If you call yourself a metal fan, chances are you’ve heard of Running Wild or Alestorm, the two biggest names in the "pirate metal" subgenre. Code of Nelson’s Folly is one of the newest entries into this field and have released their first five-song EP, Beergasm, as a (currently) name-your-price download on Bandcamp.
The first thing that grabs you is the lead singer, Tiny Isaac Hacke, sounds a lot like Jonne Järvelä of Korpiklaani. This works well for this style of music, as the raspy delivery sounds like he just spent a month at sea, and has been drinking nothing but cheap rum and rainwater the entire time.
Musically, the band follows the Alestorm formula with heavy keyboard leads, and the other instruments providing the backing rhythm. The album opens with the rousing Captain’s Pride which tells the story of a captain’s quest. There is a driving rhythm throughout the song, with slower time changes coming in and out throughout its near-six-minute duration.

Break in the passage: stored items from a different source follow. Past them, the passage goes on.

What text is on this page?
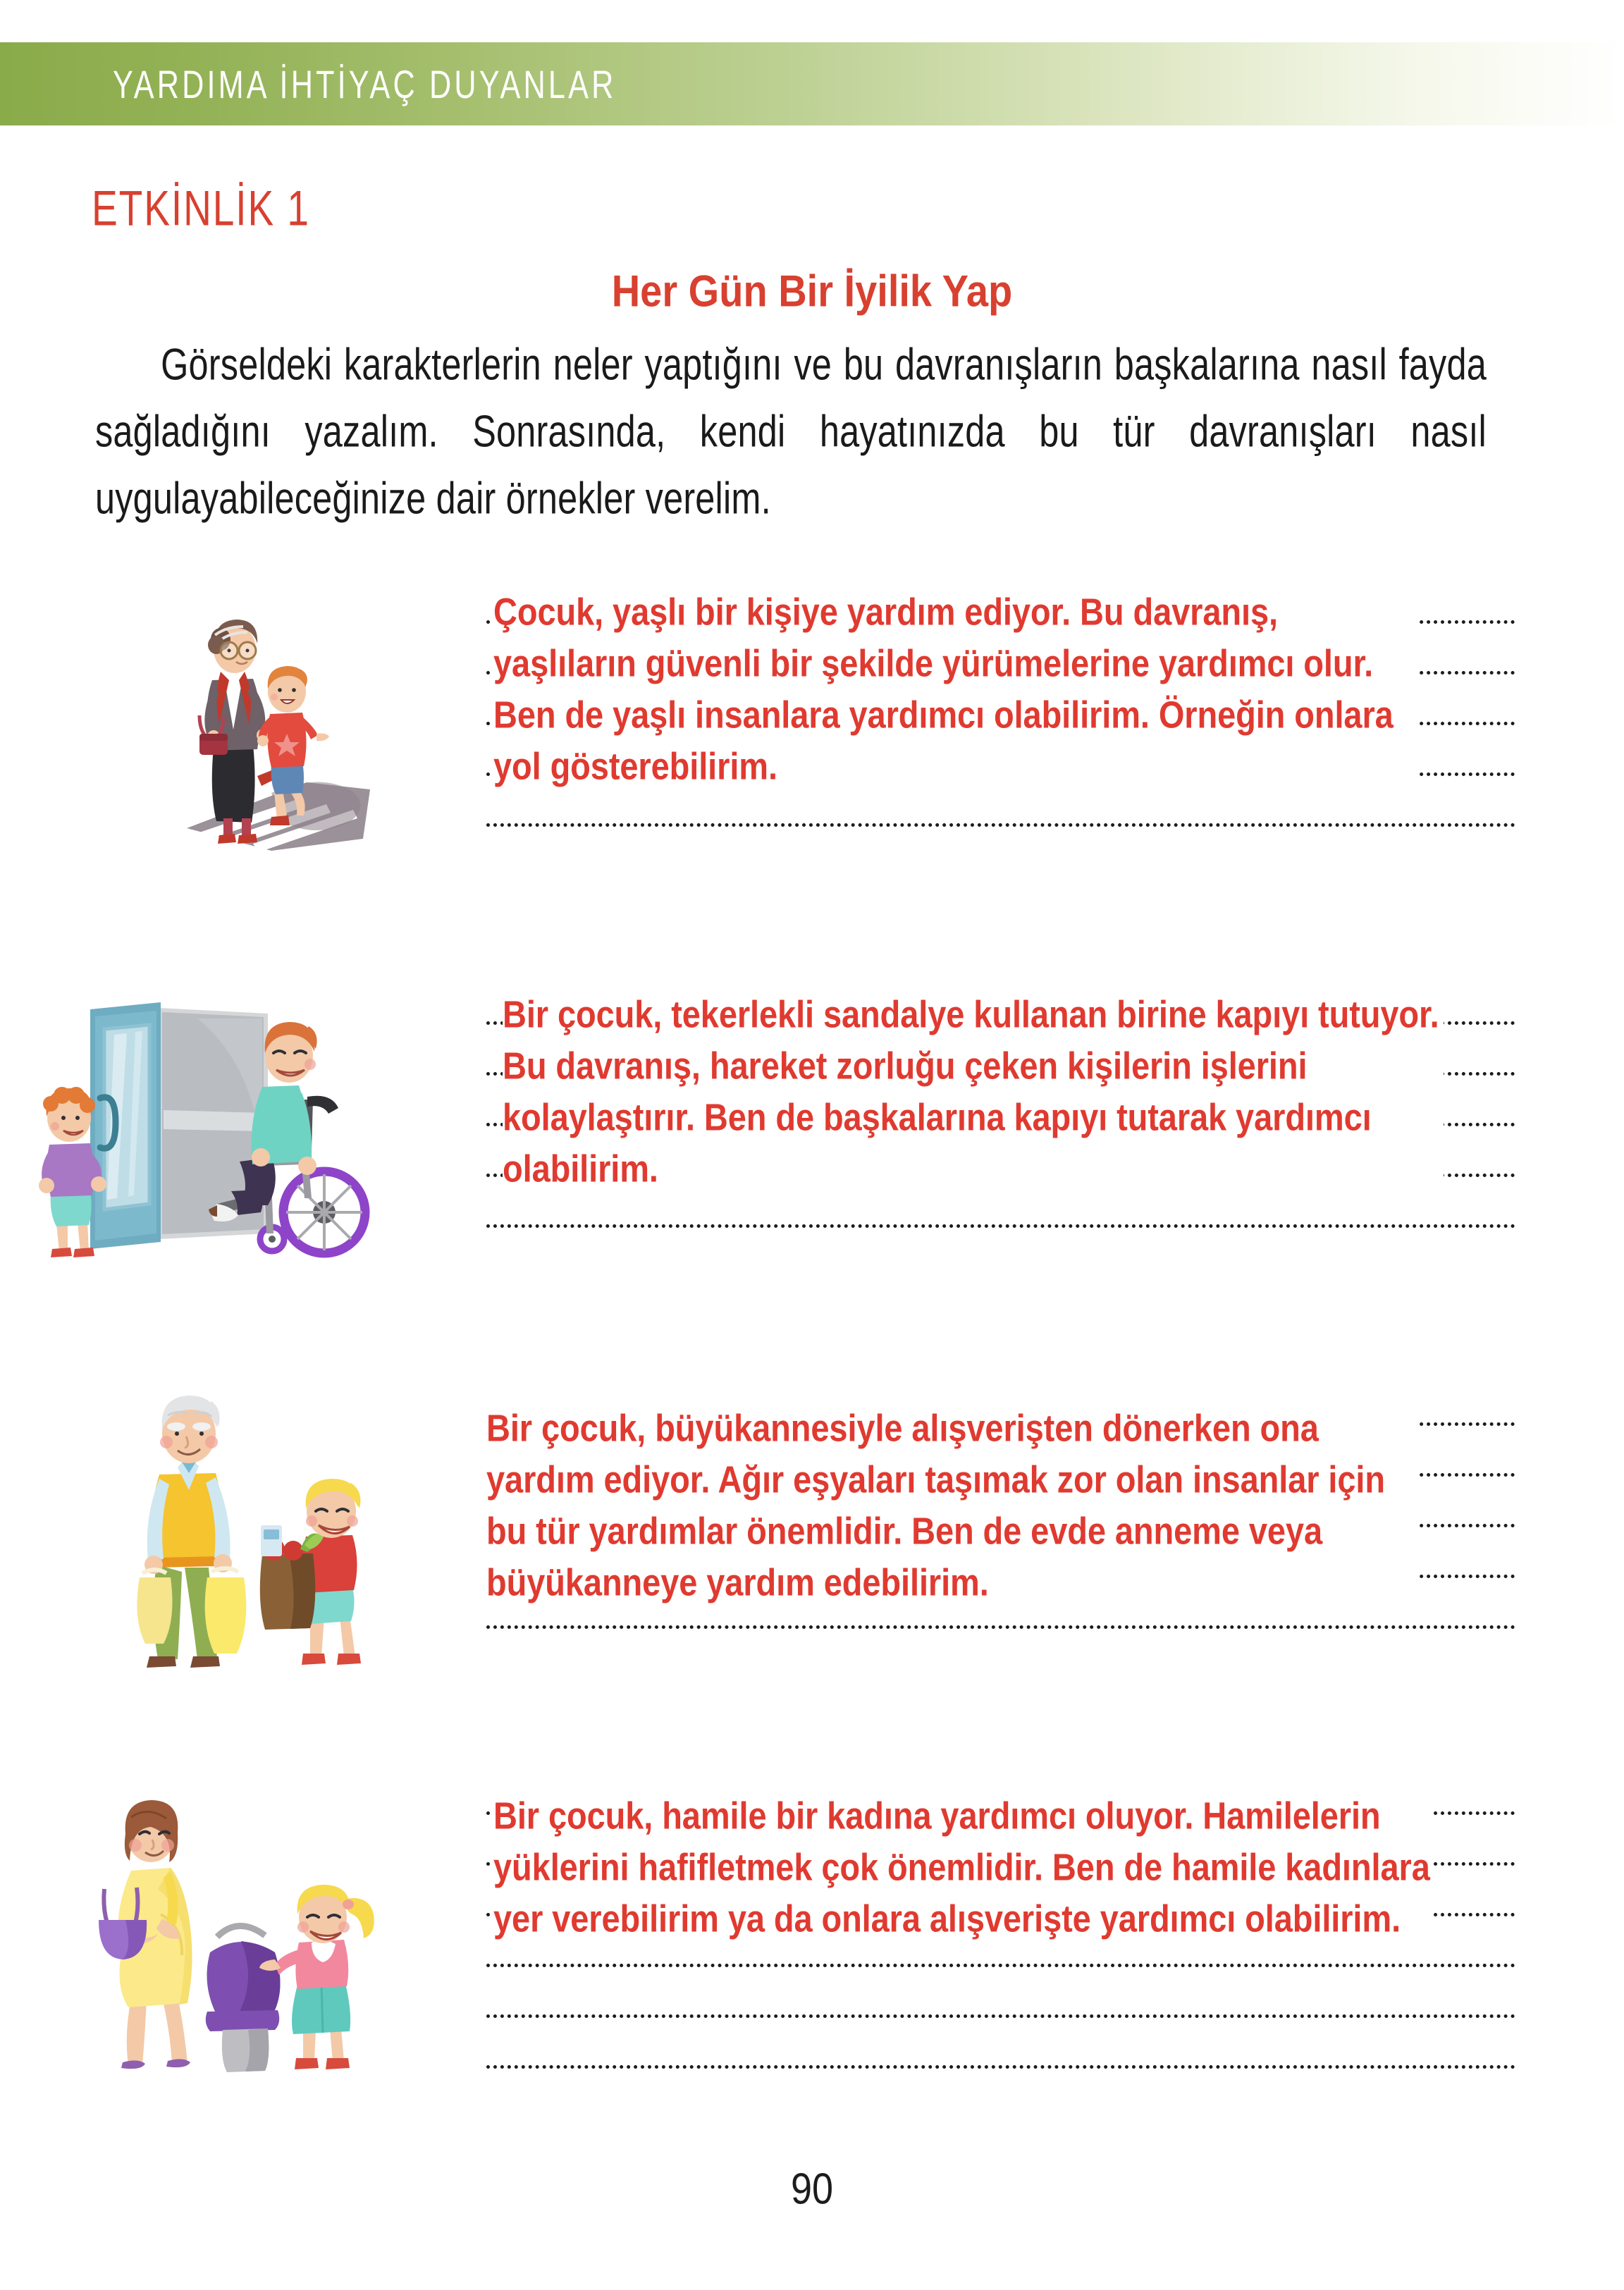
YARDIMA İHTİYAÇ DUYANLAR
ETKİNLİK 1
Her Gün Bir İyilik Yap
Görseldeki karakterlerin neler yaptığını ve bu davranışların başkalarına nasıl fayda sağladığını yazalım. Sonrasında, kendi hayatınızda bu tür davranışları nasıl uygulayabileceğinize dair örnekler verelim.
Çocuk, yaşlı bir kişiye yardım ediyor. Bu davranış, yaşlıların güvenli bir şekilde yürümelerine yardımcı olur. Ben de yaşlı insanlara yardımcı olabilirim. Örneğin onlara yol gösterebilirim.
Bir çocuk, tekerlekli sandalye kullanan birine kapıyı tutuyor. Bu davranış, hareket zorluğu çeken kişilerin işlerini kolaylaştırır. Ben de başkalarına kapıyı tutarak yardımcı olabilirim.
Bir çocuk, büyükannesiyle alışverişten dönerken ona yardım ediyor. Ağır eşyaları taşımak zor olan insanlar için bu tür yardımlar önemlidir. Ben de evde anneme veya büyükanneye yardım edebilirim.
Bir çocuk, hamile bir kadına yardımcı oluyor. Hamilelerin yüklerini hafifletmek çok önemlidir. Ben de hamile kadınlara yer verebilirim ya da onlara alışverişte yardımcı olabilirim.
90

Crack Jenny’s Teacup is the obligatory drinking and sing-along song, encouraging you to constantly shout "Take… A… Drink!" Overall, it’s a fast, fun song.

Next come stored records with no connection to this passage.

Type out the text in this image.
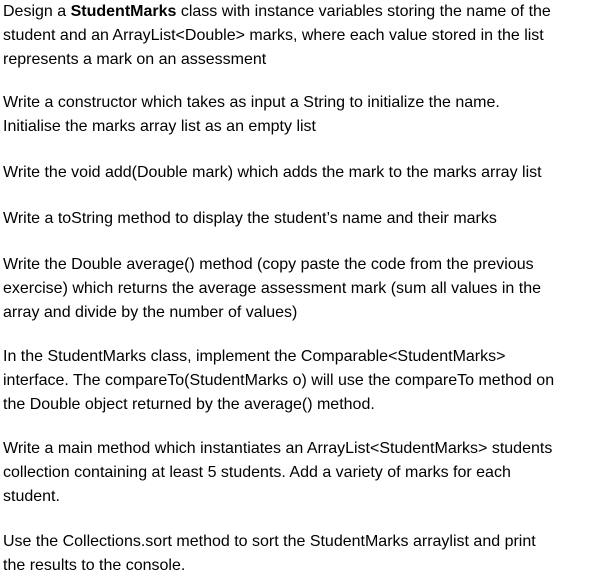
Design a StudentMarks class with instance variables storing the name of the
student and an ArrayList<Double> marks, where each value stored in the list
represents a mark on an assessment

Write a constructor which takes as input a String to initialize the name.
Initialise the marks array list as an empty list

Write the void add(Double mark) which adds the mark to the marks array list

Write a toString method to display the student’s name and their marks

Write the Double average() method (copy paste the code from the previous
exercise) which returns the average assessment mark (sum all values in the
array and divide by the number of values)

In the StudentMarks class, implement the Comparable<StudentMarks>
interface. The compareTo(StudentMarks o) will use the compareTo method on
the Double object returned by the average() method.

Write a main method which instantiates an ArrayList<StudentMarks> students
collection containing at least 5 students. Add a variety of marks for each
student.

Use the Collections.sort method to sort the StudentMarks arraylist and print
the results to the console.
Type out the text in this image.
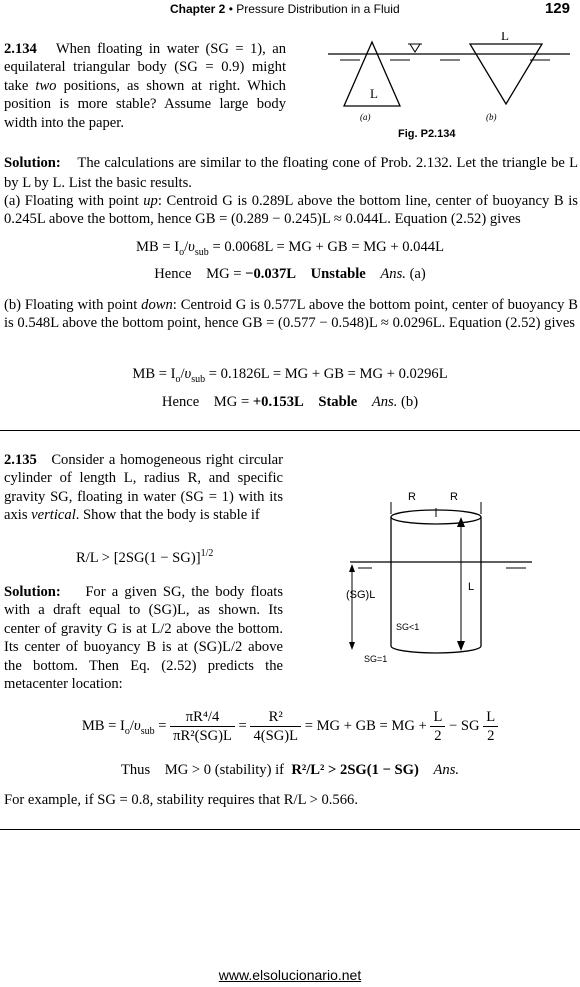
Chapter 2 • Pressure Distribution in a Fluid	129
2.134 When floating in water (SG = 1), an equilateral triangular body (SG = 0.9) might take two positions, as shown at right. Which position is more stable? Assume large body width into the paper.
L
L
(a)	(b)
Fig. P2.134
Solution: The calculations are similar to the floating cone of Prob. 2.132. Let the triangle be L by L by L. List the basic results.
(a) Floating with point up: Centroid G is 0.289L above the bottom line, center of buoyancy B is 0.245L above the bottom, hence GB = (0.289 − 0.245)L ≈ 0.044L. Equation (2.52) gives
MB = $I_o/\upsilon_{sub} = 0.0068L$ = MG + GB = MG + 0.044L
Hence MG = −0.037L Unstable Ans. (a)
(b) Floating with point down: Centroid G is 0.577L above the bottom point, center of buoyancy B is 0.548L above the bottom point, hence GB = (0.577 − 0.548)L ≈ 0.0296L. Equation (2.52) gives
MB = $I_o/\upsilon_{sub} = 0.1826L$ = MG + GB = MG + 0.0296L
Hence MG = +0.153L Stable Ans. (b)
2.135 Consider a homogeneous right circular cylinder of length L, radius R, and specific gravity SG, floating in water (SG = 1) with its axis vertical. Show that the body is stable if
$R/L > [2SG(1 - SG)]^{1/2}$
Solution: For a given SG, the body floats with a draft equal to (SG)L, as shown. Its center of gravity G is at L/2 above the bottom. Its center of buoyancy B is at (SG)L/2 above the bottom. Then Eq. (2.52) predicts the metacenter location:
R	R
L
(SG)L
SG<1
SG=1
MB = $I_o/\upsilon_{sub} = \frac{\text{πR⁴/4}}{\text{πR²(SG)L}} = \frac{\text{R²}}{4(SG)L}$ = MG + GB = MG + $\frac{L}{2}$ − SG $\frac{L}{2}$
Thus MG > 0 (stability) if R²/L² > 2SG(1 − SG) Ans.
For example, if SG = 0.8, stability requires that R/L > 0.566.
www.elsolucionario.net
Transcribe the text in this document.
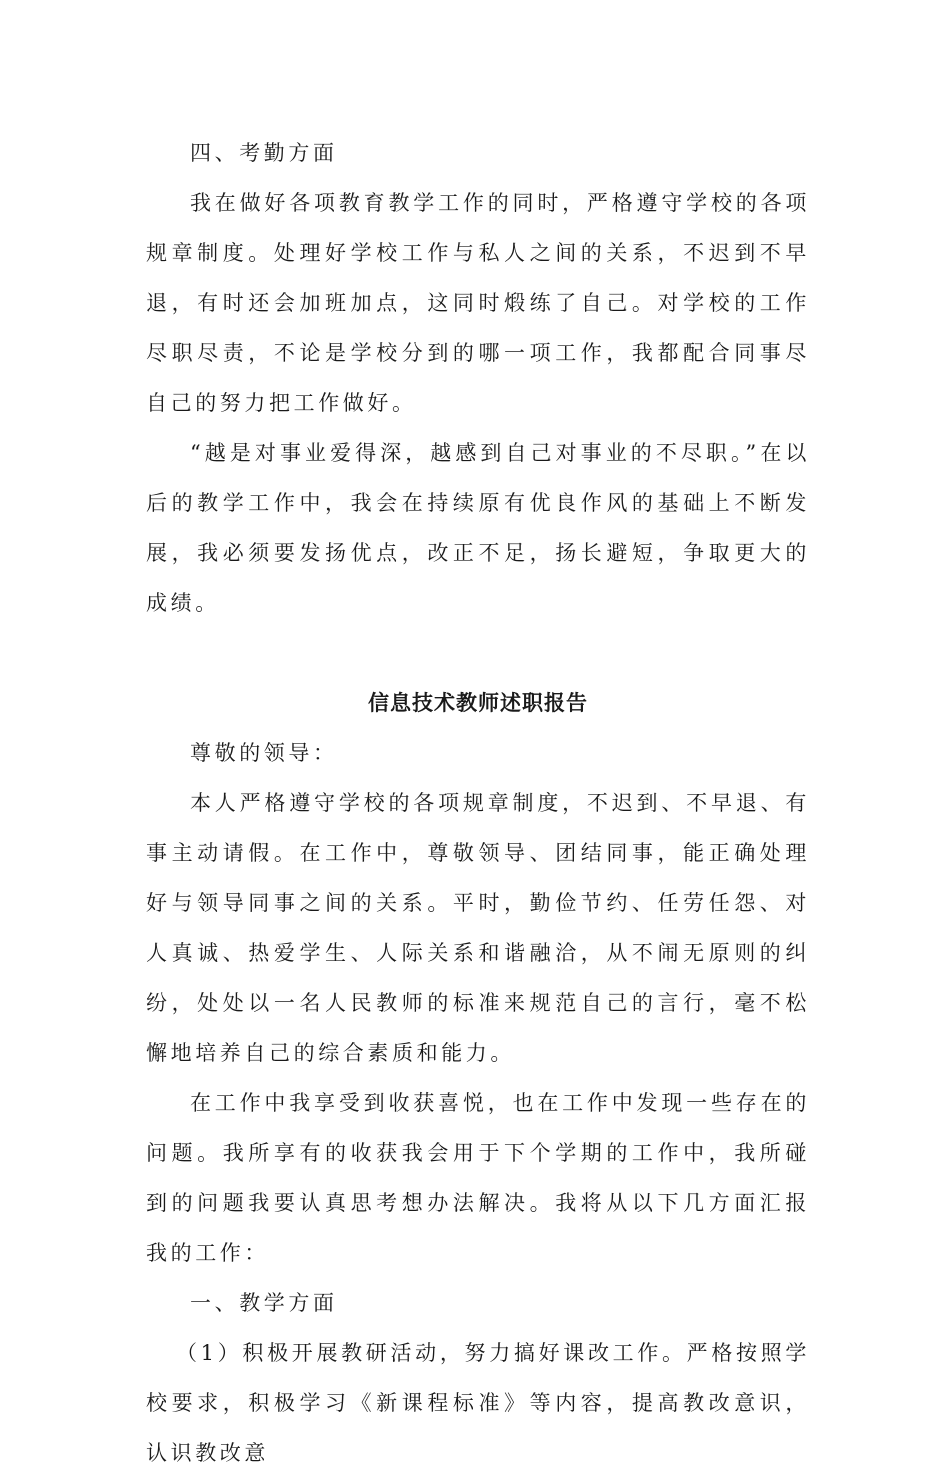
四、考勤方面

我在做好各项教育教学工作的同时，严格遵守学校的各项规章制度。处理好学校工作与私人之间的关系，不迟到不早退，有时还会加班加点，这同时煅练了自己。对学校的工作尽职尽责，不论是学校分到的哪一项工作，我都配合同事尽自己的努力把工作做好。

“越是对事业爱得深，越感到自己对事业的不尽职。”在以后的教学工作中，我会在持续原有优良作风的基础上不断发展，我必须要发扬优点，改正不足，扬长避短，争取更大的成绩。

信息技术教师述职报告

尊敬的领导：

本人严格遵守学校的各项规章制度，不迟到、不早退、有事主动请假。在工作中，尊敬领导、团结同事，能正确处理好与领导同事之间的关系。平时，勤俭节约、任劳任怨、对人真诚、热爱学生、人际关系和谐融洽，从不闹无原则的纠纷，处处以一名人民教师的标准来规范自己的言行，毫不松懈地培养自己的综合素质和能力。

在工作中我享受到收获喜悦，也在工作中发现一些存在的问题。我所享有的收获我会用于下个学期的工作中，我所碰到的问题我要认真思考想办法解决。我将从以下几方面汇报我的工作：

一、教学方面

（1）积极开展教研活动，努力搞好课改工作。严格按照学校要求，积极学习《新课程标准》等内容，提高教改意识，认识教改意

Destiny slows things down a bit. It has a dirge-like feel to it, although the lyrics are quite misogynistic, practically encouraging assault and rape. I guess we are talking about pirates, though, so it’s not really too much of a stretch.
The last original song and title track, Beergasm, is unfortunately the weakest track on the album. It can’t decide if it wants to be a slow song or an epic power metal anthem and ends up just sounding flat and directionless.

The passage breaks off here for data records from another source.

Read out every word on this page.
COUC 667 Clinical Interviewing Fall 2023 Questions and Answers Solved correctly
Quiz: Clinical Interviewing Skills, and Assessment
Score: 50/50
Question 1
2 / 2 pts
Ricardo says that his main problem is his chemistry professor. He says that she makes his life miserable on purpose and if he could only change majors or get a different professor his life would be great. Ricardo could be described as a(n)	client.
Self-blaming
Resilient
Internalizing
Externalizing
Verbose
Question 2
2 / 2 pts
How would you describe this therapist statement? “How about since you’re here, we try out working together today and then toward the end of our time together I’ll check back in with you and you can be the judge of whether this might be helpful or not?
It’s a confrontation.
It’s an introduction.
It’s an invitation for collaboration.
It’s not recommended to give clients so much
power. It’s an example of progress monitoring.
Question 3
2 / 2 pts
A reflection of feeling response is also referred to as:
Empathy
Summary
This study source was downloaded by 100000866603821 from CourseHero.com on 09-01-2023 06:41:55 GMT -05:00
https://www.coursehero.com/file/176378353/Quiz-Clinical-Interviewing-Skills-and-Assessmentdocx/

The album closes with a cover of the aforementioned Alestorm’s Keelhauled. Code of Nelson’s Folly put their own spin on it, with a slow, acoustic intro before jumping in full-speed. Other embellishments keep this from being just a straight cover, which is the right way to do it.
Overall, the Croats have created a worthy entry into the pirate metal category. While it sounds a bit too much like Alestorm in places, for a self-produced first effort, it’s fairly solid, and I’m interested to see where they go on subsequent releases.